La nuova Eva

24 Giugno 2023Lorenzo Cuffini

Scritto da MARIA NISII.

 

Io porrò inimicizia fra te e la donna, e fra la tua stirpe e la sua stirpe; questa ti schiaccerà la testa e tu le insidierai il calcagno. (Gen 3,15)

Questo versetto di Genesi è detto «Protovangelo», in quanto viene interpretato dalla lettura cristiana come il primo annuncio della salvezza. Le diverse traduzioni con cui è stato reso diventano pertanto «riscritture», per il fatto di rivelare il significato di volta in volta attribuitogli. La versione greca usa infatti il pronome maschile (Egli, autòs), sebbene non si accordi col sostantivo neutro (stirpe, sperma), allo scopo di veicolare la speranza sul Messia. Il Targum invece vede nella donna la comunità d’Israele, che schiaccerà il serpente «nei giorni del re messia». La traduzione latina di Girolamo ne offre infine una lettura mariologica (Lei, ipsa), mentre nella Nova Vulgata riappare la prospettiva messianica. Proseguono sulla linea mariana alcuni padri della Chiesa, creando il celebre parallelismo tra la vecchia e la nuova Eva:

«Come infatti Eva, che era vergine e incorrotta, dopo aver accolto la parola del serpente, partorì disobbedienza e morte, allo stesso modo Maria, la Vergine, avendo ricevuto dall’angelo Gabriele il buon annuncio che lo Spirito Santo sarebbe disceso su di lei e che la potenza dell’Altissimo l’avrebbe adombrata, concepì fede e gioia, per cui il nato da lei sarebbe stato il Figlio di Dio» (Giustino, Dialogo con Trifone).

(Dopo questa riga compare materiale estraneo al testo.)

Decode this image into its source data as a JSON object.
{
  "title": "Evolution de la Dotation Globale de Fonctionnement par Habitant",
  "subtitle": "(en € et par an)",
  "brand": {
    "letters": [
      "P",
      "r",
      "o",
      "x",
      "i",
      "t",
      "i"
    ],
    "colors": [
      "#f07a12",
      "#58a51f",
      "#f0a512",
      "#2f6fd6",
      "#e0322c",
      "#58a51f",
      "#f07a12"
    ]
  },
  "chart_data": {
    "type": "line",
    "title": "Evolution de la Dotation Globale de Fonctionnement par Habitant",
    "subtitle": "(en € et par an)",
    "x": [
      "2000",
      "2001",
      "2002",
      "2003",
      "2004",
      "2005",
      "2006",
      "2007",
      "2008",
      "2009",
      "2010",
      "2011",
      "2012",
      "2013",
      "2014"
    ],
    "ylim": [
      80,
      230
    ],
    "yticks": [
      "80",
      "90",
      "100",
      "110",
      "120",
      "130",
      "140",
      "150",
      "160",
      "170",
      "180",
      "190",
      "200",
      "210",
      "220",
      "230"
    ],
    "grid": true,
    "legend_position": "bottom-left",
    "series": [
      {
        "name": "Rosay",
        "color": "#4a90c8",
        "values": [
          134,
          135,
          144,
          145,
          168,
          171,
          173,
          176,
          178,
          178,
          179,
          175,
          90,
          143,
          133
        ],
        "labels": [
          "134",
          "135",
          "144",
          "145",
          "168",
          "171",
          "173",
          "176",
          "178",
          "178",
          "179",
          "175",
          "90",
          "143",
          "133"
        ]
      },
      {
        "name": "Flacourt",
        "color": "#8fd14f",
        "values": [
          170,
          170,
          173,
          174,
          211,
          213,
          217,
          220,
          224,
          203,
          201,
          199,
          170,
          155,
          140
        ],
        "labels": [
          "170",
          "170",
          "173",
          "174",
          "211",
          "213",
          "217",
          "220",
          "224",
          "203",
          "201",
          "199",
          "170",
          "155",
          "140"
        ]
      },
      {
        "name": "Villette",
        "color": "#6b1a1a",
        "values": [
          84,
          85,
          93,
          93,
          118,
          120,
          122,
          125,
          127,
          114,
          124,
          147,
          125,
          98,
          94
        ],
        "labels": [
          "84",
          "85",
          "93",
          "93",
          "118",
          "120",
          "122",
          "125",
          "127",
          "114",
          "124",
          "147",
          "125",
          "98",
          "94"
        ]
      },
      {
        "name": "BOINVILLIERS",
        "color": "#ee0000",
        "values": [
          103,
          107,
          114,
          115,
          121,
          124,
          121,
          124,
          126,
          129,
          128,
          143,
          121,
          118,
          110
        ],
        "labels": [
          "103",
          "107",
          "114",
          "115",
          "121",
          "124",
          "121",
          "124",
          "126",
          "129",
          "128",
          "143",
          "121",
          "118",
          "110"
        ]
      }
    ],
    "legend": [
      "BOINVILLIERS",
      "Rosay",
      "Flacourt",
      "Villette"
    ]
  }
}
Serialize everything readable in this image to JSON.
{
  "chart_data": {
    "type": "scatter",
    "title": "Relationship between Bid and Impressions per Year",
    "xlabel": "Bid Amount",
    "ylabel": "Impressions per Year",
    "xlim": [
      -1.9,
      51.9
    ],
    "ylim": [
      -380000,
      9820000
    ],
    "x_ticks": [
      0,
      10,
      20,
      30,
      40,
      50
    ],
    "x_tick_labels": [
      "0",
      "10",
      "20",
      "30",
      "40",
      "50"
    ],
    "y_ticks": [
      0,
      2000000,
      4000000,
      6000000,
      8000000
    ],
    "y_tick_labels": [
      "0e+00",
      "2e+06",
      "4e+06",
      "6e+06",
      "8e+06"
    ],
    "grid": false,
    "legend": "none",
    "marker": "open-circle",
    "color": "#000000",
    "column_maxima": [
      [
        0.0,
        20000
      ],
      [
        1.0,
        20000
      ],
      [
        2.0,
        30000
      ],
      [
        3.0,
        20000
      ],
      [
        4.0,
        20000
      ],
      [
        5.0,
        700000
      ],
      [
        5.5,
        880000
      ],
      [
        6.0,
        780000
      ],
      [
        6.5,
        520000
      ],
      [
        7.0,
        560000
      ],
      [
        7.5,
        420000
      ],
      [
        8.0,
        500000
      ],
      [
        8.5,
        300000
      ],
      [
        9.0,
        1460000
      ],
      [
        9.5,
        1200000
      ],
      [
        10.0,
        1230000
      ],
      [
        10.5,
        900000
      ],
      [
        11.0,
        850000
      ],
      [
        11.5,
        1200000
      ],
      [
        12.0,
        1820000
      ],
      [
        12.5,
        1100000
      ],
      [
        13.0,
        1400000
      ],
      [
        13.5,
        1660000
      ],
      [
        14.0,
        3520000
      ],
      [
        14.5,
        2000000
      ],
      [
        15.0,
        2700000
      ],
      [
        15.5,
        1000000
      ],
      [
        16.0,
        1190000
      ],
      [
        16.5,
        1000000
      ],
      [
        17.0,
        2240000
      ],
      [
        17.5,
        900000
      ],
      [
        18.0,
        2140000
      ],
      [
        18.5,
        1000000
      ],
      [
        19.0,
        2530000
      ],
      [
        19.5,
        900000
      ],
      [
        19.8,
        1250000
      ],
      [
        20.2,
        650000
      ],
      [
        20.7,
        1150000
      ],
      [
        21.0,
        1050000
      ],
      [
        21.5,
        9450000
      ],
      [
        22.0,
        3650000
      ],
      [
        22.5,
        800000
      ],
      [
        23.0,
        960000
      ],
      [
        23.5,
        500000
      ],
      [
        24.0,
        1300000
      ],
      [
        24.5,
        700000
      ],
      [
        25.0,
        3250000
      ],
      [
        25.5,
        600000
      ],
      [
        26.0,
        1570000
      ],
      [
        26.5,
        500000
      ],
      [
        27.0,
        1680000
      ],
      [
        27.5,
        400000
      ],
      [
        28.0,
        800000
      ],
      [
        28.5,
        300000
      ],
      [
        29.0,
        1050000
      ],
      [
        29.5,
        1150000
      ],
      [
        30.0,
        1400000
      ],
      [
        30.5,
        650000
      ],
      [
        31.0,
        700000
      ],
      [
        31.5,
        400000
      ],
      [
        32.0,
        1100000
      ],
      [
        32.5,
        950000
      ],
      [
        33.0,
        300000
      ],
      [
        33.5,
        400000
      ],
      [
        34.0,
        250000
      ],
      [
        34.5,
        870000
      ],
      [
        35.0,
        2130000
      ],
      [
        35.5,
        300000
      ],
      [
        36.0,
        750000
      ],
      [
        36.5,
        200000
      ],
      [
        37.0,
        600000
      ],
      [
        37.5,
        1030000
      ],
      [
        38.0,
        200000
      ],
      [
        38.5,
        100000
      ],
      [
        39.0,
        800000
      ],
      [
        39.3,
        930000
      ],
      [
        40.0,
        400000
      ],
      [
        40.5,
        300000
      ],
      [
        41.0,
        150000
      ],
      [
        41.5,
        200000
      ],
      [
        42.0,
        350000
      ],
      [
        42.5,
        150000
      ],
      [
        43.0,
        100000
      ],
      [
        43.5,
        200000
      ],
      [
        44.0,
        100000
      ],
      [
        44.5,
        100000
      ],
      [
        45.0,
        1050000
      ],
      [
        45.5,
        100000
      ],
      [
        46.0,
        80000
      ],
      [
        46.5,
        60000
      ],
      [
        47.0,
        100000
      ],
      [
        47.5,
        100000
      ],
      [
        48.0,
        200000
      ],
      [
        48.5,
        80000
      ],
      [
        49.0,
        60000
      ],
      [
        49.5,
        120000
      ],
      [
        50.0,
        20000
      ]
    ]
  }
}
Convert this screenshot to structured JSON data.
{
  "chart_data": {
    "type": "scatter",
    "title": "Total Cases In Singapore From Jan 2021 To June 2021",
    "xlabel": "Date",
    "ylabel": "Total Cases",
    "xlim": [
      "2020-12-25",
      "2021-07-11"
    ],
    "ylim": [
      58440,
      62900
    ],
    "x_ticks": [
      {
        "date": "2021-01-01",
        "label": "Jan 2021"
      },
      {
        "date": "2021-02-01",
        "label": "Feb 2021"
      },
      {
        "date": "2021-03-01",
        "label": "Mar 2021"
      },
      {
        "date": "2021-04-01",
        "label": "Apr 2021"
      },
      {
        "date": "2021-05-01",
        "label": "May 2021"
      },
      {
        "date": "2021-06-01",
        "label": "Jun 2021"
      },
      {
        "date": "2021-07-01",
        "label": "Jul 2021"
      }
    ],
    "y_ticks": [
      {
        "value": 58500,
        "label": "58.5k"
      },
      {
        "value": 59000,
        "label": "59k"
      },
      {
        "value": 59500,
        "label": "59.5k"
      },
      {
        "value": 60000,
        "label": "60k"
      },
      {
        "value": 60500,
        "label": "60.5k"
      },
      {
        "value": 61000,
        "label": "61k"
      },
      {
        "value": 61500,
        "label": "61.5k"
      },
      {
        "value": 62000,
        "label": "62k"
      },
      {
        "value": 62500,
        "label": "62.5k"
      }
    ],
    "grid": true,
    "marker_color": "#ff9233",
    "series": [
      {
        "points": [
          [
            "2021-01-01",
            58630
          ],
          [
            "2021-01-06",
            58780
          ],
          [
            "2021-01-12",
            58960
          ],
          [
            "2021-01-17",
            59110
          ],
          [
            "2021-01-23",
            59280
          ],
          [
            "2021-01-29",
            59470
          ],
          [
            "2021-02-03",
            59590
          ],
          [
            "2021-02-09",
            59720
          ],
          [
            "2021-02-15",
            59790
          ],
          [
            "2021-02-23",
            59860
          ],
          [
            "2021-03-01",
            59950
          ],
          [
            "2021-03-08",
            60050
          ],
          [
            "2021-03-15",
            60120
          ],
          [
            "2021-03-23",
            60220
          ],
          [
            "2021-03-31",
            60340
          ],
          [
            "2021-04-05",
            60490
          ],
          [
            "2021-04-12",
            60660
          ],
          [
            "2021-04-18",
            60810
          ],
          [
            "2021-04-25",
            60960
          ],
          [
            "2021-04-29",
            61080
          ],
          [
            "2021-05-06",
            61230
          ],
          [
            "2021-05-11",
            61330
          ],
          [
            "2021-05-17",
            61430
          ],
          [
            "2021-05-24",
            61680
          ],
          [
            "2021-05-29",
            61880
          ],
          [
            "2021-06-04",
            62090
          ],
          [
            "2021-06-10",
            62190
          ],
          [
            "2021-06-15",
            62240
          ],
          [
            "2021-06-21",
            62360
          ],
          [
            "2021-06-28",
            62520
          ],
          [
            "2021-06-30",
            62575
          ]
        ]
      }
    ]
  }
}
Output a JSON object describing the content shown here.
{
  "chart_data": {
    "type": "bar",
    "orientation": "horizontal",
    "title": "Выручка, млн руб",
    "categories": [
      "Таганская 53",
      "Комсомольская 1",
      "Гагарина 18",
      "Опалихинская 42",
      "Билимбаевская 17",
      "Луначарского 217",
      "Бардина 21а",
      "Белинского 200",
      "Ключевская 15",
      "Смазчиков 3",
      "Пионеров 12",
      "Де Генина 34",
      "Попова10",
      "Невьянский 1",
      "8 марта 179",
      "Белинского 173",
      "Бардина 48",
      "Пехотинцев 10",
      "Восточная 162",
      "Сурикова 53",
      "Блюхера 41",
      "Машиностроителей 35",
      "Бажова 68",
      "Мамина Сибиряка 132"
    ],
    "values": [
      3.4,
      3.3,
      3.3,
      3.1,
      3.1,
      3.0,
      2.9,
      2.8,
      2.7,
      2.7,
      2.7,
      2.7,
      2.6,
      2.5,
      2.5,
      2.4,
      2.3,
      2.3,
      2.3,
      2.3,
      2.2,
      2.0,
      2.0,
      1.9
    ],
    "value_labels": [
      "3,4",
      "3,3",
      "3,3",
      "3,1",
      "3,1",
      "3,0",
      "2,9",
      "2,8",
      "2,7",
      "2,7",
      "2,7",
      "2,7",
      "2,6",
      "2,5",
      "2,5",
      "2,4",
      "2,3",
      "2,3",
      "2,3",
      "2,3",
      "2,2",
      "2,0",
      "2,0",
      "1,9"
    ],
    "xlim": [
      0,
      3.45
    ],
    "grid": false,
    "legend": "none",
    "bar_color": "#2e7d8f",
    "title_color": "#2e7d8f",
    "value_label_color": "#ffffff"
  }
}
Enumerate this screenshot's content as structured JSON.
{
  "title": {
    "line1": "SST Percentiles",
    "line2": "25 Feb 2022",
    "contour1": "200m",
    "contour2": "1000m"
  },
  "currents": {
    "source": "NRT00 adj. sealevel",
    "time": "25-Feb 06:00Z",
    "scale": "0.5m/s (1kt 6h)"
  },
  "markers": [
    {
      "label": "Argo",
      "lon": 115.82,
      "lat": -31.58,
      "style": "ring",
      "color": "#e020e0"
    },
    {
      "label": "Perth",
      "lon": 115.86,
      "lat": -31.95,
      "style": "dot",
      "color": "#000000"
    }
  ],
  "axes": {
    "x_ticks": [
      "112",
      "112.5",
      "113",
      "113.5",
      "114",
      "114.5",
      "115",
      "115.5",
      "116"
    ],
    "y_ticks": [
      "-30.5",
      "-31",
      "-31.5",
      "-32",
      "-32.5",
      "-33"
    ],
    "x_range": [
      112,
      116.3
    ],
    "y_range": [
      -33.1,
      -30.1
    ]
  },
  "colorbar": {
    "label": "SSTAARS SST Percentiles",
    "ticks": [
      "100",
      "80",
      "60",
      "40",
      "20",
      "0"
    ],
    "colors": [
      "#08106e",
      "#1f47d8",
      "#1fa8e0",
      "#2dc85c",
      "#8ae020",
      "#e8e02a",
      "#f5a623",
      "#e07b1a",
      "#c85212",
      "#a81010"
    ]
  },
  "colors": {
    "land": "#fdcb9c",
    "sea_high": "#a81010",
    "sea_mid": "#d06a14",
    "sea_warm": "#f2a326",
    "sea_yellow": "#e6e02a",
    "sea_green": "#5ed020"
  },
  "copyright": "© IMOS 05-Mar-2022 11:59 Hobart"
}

In questo modo Maria, «nuova Eva», con la sua obbedienza ripara i danni causati dalla disobbedienza della prima donna, al pari di Cristo, «nuovo Adamo», che riversa la sua Grazia con abbondanza riparando al male provocato dal primo uomo (Rm 5). È alla luce di tale collaborazione tra madre e figlio, che Caravaggio interpreta il brano di Gen 3 nella sua “Madonna dei Palafrenieri”, ove compaiono le figure di Maria, del Bambino Gesù e di Sant’Anna, in cui Maria sostiene il piccolo, che pone il piedino su quello della madre, schiacciando insieme la testa del serpente.

 

 

Ne Il diario di un parroco di campagna di Georges Bernanos (1936) compare un ampio brano, nel quale si riporta uno dei discorsi che il parroco di Torcy pronuncia al giovane prete, protagonista della storia:

«È nostra madre, si capisce. La madre del genere umano, la nuova Eva. Ma è anche sua figlia. Il mondo antico, mondo doloroso, il mondo anteriore alla Grazia, l’ha cullata tanto tempo sul suo cuore desolato – secoli e secoli – nell’attesa oscura, incomprensibile di una virgo genitrix… Per secoli e secoli ha protetto con le sue vecchie mani cariche di misfatti, mani pesanti, la meravigliosa bambina di cui ignorava persino il nome. Una bambina, questa regina degli Angeli! E lo è restata bambina, non scordarlo! Il Medioevo lo aveva capito bene, il Medioevo ha capito tutto. Ma va’ a impedire agli imbecilli di rifare a modo loro “il dramma dell’incarnazione”, come dicono. Mentre si sentono in dovere, per ragioni di prestigio, di agghindare come per carnevale dei modesti giudici di pace o di cucire ai ferrovieri qualche patacca sulla manica, si vergognerebbero troppo di dire ai non credenti che il solo, unico dramma, il dramma dei drammi – non ce ne sono altri – è stato rappresentato senza messinscene né fronzoli. Pensaci! Il Verbo si è fatto carne e i cronisti di allora ne hanno saputo un bel niente! Eppure la quotidiana esperienza insegna che tutte le vere grandezze, anche quelle umane, il genio, l’eroismo, l’amore stesso – il loro povero amore -, è una fatica del diavolo riconoscerle! Tanto che novantanove volte su cento vanno a portare i loro fiori di retorica al cimitero, si arrendono soltanto ai morti. La santità di Dio! La semplicità di Dio…» (p. 170).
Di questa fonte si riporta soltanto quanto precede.